Click on the image for an animation in which you can see how the stock and flow of a country's national debt is like the flow of water in and out of a bathtub. |
One might think that a country will reduce its national debt if it reduces its budget deficit, right? The budget deficit is the difference between the government’s income, mostly from taxes, and its expenditures. This is usually figured for a year at a time. If expenditures are greater than income, there is a deficit. The government must borrow money to make up the difference. This increases the national debt.
Let’s think about this question using the bathtub as a metaphor. A country’s national deficit is similar to the flow of water into a bathtub; the deficit is the rate at which the country borrows money. The country’s national debt is like the water in the bathtub. It is the stock of accumulated debt. By turning the faucet down and reducing the deficit, the rate at which the debt accumulates will slow down, but the debt itself will still keep accumulating. To reduce the stock of debt would require that the flows out of the stock be greater than the flows in. This would require paying off the debt at a higher rate than money is borrowed.
National Wealth
If we think of a stock as a "nation's wealth," the focus might be on turning up the faucet, by spurring economic growth. This would increase the inflow into the stock. Another way to increase a stock is to reduce the outflow. An example of reducing outflow to increase a nation’s wealth would be repairing and maintaining old equipment and investing in new equipment.
Climate Change
Click on the image for an animation in which you can see how the stock and flow of greenhouse gases is like the flow of water in and out of a bathtub. |
How is our bathtub related to climate change?
Let’s envision the Earth as a tremendous bathtub. Imagine the concentration of greenhouse gases (GHG) as the water in the bathtub—the stock. Flowing from the faucet into the stock of greenhouse gases are GHG emissions.

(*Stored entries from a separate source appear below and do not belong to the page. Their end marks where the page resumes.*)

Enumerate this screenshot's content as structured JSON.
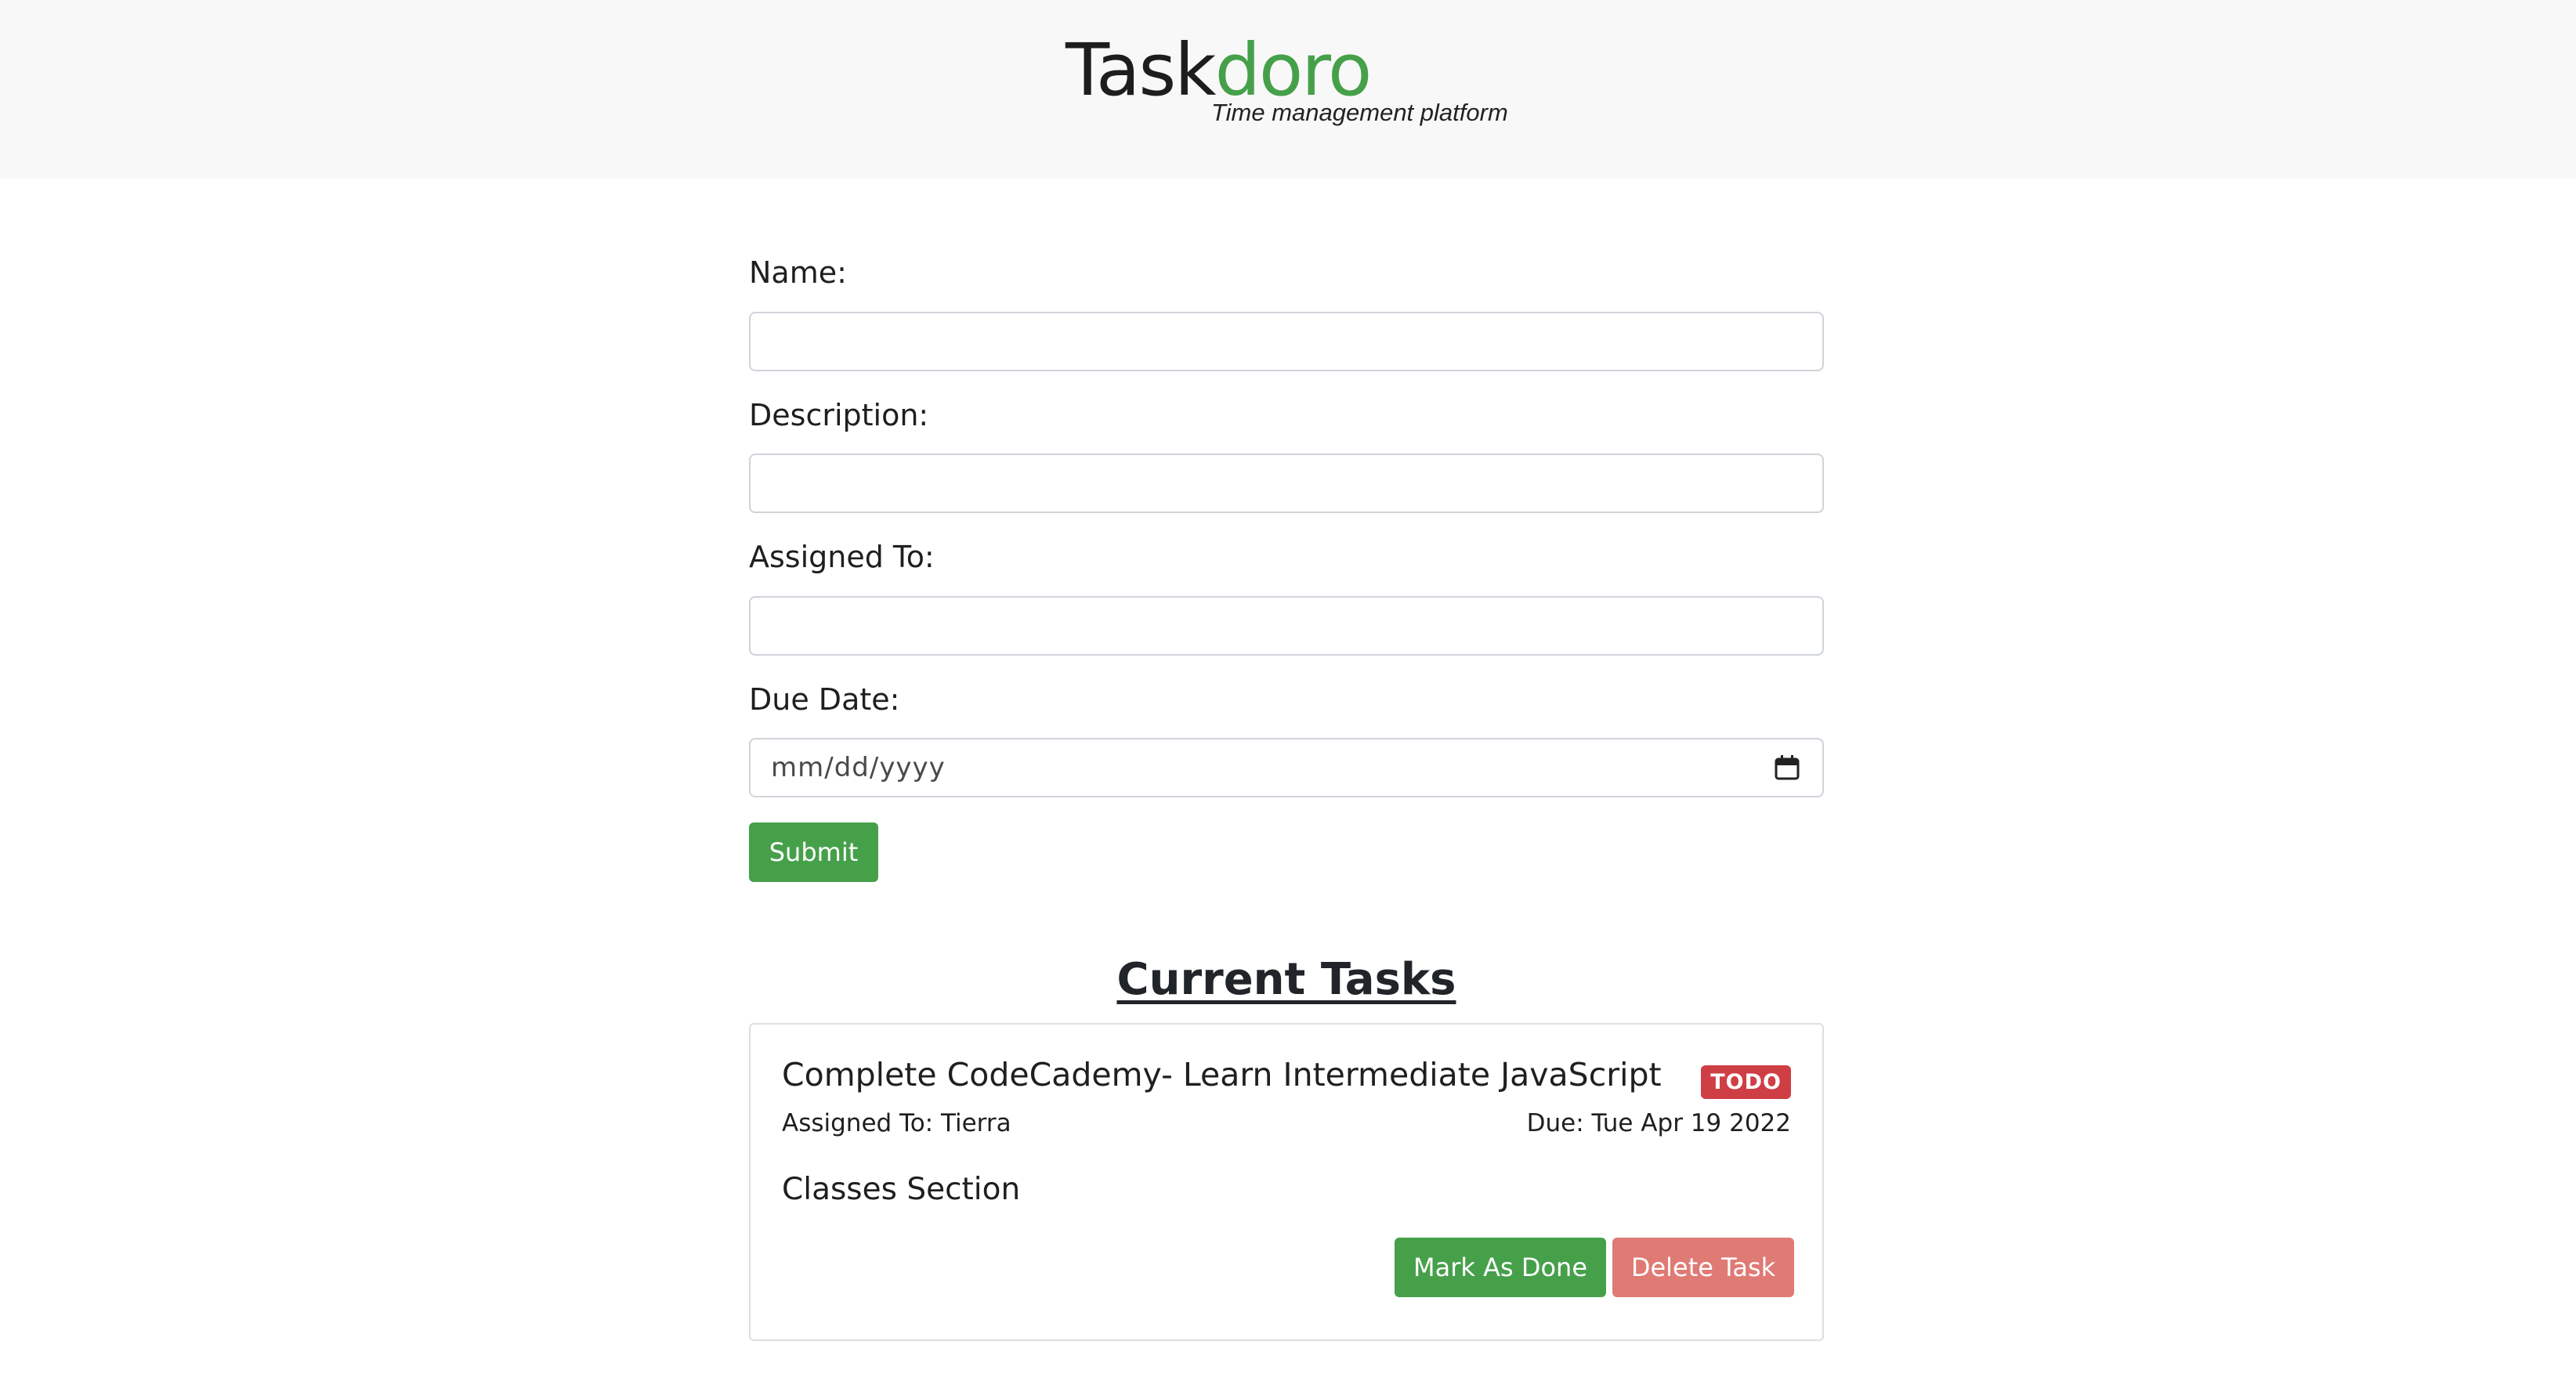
{
  "header": {
    "brand_part1": "Task",
    "brand_part2": "doro",
    "tagline": "Time management platform"
  },
  "form": {
    "name_label": "Name:",
    "name_value": "",
    "description_label": "Description:",
    "description_value": "",
    "assigned_label": "Assigned To:",
    "assigned_value": "",
    "due_label": "Due Date:",
    "due_placeholder": "mm/dd/yyyy",
    "submit_label": "Submit"
  },
  "tasks": {
    "section_title": "Current Tasks",
    "items": [
      {
        "title": "Complete CodeCademy- Learn Intermediate JavaScript",
        "status": "TODO",
        "assigned": "Assigned To: Tierra",
        "due": "Due: Tue Apr 19 2022",
        "description": "Classes Section",
        "mark_done_label": "Mark As Done",
        "delete_label": "Delete Task"
      }
    ]
  },
  "colors": {
    "accent_green": "#46a04a",
    "badge_red": "#cf3e44",
    "delete_red": "#e07a75"
  },
  "icons": {
    "date_picker": "calendar-icon"
  }
}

The drain or flow out of the bathtub represents the rate at which carbon dioxide (CO2) and other greenhouse gases are removed from the atmosphere by the oceans, biomass, and other sinks.

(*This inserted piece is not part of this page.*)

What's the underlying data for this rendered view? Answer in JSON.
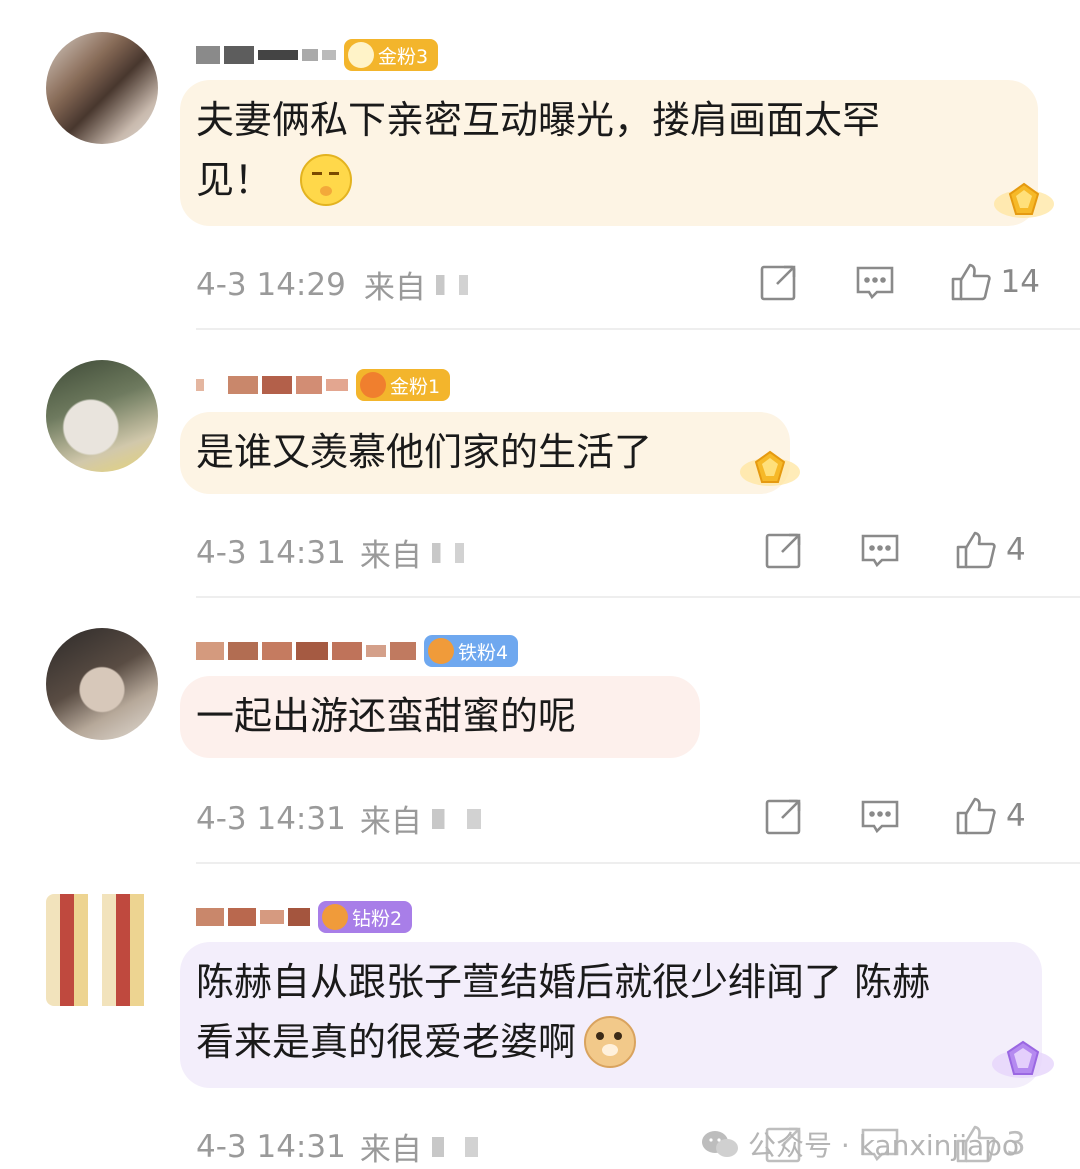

Most climatologists agree that due to deforestation and saturation of other carbon sinks, human GHG emissions are almost twice the rate of removal. The bathtub is filling twice as fast as it is draining. Even if policies to mitigate climate change caused GHG emissions to fall, atmospheric GHG concentrations would continue to rise unless emissions fell to the removal rate. For the stock of greenhouse gases in the atmosphere to actually go down, the outflow—the removal rate—would have to be greater than the inflow—GHG emissions.